白季辰的身後是護國公,這件事情如果鬧大了。先不說能不能順利擒賊,白家是肯定會得罪下的。

原本沒想到這茬,誰料被顧思田這麽一說,倒是提醒了候武。

白家得罪不得,他想先以兩個人的關系下手嚇唬顧思田這招似乎行不通。

正巧顧思田給了他一個臺階,他也樂得借坡下驢。

反正先給白家賣個好,把白季辰摘出去,剩下一個女人怎麽捏吧都是個。

候武從側面捋了捋絡腮胡,那雙牛眼睛就那麽盯著顧思田。

“你方才說白季辰早已不住這裏了?有何憑證?”

顧思田微微俯身,從懷中掏出兩張紙遞了上去。

“大人請看。”

候武來回來去翻了翻,臉上帶出了些訕然的表情。

他鬥大的字就識得幾個,還是升官以後被強迫學的。

如今看著這兩頁紙,候武讀的磕磕絆絆。

“立賣什麽什麽人白季什麽因什麽,今將什麽情願賣與顧思田什麽,現交無欠什麽什麽”

候武自負,不願讓人知道他不識字這件事,所以也不敢出聲,只在心中默讀出了一頭汗,反正大致看了個明白,這是地契和房契。

“此事可當真?何人為證?”

“大人。左下角寫著呢,束陽縣令可作證。”

白季辰如今在束陽所有的資產都在顧思田手裏,但這地契房契確是一早就已經備下的。

顧思田一直怕有一天自己會連累白季辰。畢竟自己現在還是個逃犯。

有這麽個憑證,待東窗事發也好不連累了白季辰。

候武點點頭,心中滿意了,白家人摘幹凈了,剩下的就好辦多了。

“顧思田我問你,你可認識周瑜文這個人?”

“周瑜文乃荊州南域王,何人不識?”

顧思田從善如流。一派你問,我答的順從樣子。

“那……你可認得孟錦萱?”

“不認識。”

顧思田答的從容。但心中卻起了警惕。

據她所知從南域王府逃出來的不止她一個人,而且沒有人知道她就是孟錦萱。

如今候武這麽沒心機的一上來就只提孟錦萱這個名字,顯然盯上她的人定然是認得她。

顧思田一心二用的在心中似幻燈片一般,過著認識自己人的那一張張臉。

但想了半天她實在想不到誰會跟自己有這般深仇大恨要緊咬著不放。就算是沖著周瑜文,也沒有到這程度。

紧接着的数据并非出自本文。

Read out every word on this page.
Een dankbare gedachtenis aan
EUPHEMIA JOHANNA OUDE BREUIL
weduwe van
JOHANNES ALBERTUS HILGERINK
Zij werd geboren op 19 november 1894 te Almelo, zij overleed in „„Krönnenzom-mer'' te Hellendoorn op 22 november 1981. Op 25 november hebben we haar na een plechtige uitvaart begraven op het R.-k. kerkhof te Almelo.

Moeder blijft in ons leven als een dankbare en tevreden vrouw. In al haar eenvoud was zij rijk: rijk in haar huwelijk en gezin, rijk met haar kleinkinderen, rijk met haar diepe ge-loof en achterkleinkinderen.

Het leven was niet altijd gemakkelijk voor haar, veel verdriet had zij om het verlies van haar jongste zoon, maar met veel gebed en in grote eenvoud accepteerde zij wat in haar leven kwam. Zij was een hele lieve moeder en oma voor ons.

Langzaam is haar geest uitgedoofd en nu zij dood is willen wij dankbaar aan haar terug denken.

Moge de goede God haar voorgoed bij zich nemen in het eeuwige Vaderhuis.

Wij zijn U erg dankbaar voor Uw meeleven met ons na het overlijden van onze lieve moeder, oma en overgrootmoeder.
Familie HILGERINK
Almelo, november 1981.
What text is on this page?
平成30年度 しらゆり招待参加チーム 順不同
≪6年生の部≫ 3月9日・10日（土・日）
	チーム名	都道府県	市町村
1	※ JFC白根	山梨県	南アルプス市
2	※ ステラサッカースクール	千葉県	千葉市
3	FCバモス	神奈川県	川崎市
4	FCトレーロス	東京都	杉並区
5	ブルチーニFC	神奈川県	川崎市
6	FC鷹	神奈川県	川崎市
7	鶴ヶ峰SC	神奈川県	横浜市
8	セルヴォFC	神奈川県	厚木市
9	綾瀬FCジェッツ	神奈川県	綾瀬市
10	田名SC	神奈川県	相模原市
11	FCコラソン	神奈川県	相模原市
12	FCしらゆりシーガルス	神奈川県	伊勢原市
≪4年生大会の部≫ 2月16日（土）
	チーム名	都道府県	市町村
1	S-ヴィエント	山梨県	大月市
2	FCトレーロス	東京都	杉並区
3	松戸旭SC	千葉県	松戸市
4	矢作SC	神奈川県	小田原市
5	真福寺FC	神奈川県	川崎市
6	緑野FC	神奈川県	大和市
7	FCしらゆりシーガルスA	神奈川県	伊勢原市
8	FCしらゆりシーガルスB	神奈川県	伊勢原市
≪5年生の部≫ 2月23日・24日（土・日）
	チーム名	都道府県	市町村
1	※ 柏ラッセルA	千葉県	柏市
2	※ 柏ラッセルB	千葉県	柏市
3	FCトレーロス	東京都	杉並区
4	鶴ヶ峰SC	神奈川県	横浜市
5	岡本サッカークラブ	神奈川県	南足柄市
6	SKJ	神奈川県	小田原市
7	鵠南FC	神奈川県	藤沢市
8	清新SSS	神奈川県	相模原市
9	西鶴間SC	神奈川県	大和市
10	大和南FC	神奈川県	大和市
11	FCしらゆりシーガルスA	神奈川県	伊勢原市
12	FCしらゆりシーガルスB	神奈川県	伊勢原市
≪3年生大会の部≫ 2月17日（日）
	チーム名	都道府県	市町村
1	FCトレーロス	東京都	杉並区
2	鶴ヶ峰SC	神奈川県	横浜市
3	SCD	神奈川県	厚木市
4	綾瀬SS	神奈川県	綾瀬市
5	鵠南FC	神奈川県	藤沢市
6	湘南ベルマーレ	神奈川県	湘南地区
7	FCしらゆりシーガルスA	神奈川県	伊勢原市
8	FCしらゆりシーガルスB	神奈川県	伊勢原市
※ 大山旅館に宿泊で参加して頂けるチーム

但這不包括見錢眼看的,如果基於這個原因的話,那誰都有可能。

“不認識?”候武顯然不相信。

“那我問你,你何時嫁的人?娘家是哪裏的?你丈夫何人?身居何地?為何要獨身來束陽?周瑜文死前你在什麽地方?”

候武嗓門提高口氣生硬,一副興師問罪的做派。

顧思田沒被問題嚇到,倒是被他的大嗓門震了一下。

被候武這麽一問,在一旁早已聽明白的柳枝兒被嚇的直抖,這陣仗她沒見過。

驚恐。擔憂,焦急,濕漉漉的大眼睛就那麽盯著顧思田。生怕她哪句沒答對被抓去問罪了。

屋中只有他們三人,顧思田估麽著衛陵應該在哪個旮旯藏著呢。

依著他的性子,實在蒙過不去,恐怕會動手直接殺了候武。

“回大人,小女子乃荊州人士,並未嫁人。南域王死的時候,小女子也在荊州。”

候武:“哈。簡直是一派胡言。沒有嫁人,那你腹中的孩子是哪來的?”

顧思田眉梢微微挑了一下:“您說呢?”

話音中略帶著些調侃的意味,但候武沒聽出來。

她這是明擺著告訴候武,這孩子是個私生子。

如她所料,候武看自己的目光更加輕蔑。

“孩子的父親是誰?你又為何獨身來到這裏?”

顧思田倒是不慌不忙的,抽了塊帕子掩了掩嘴,做出了一副泫然欲泣的樣子。

“大人有所不知,妾身娘親死的早,家中雖不富裕,但卻管教森嚴。”

顧思田一邊說,一邊壓著聲線醞釀感情,話音漸漸哽咽起來。

“跟我相好的是往家中送柴的夥計,誰料東窗事發,我爹一氣之下將人打死後一病不起,結果……結果就這麽沒了,嗚嗚嗚……”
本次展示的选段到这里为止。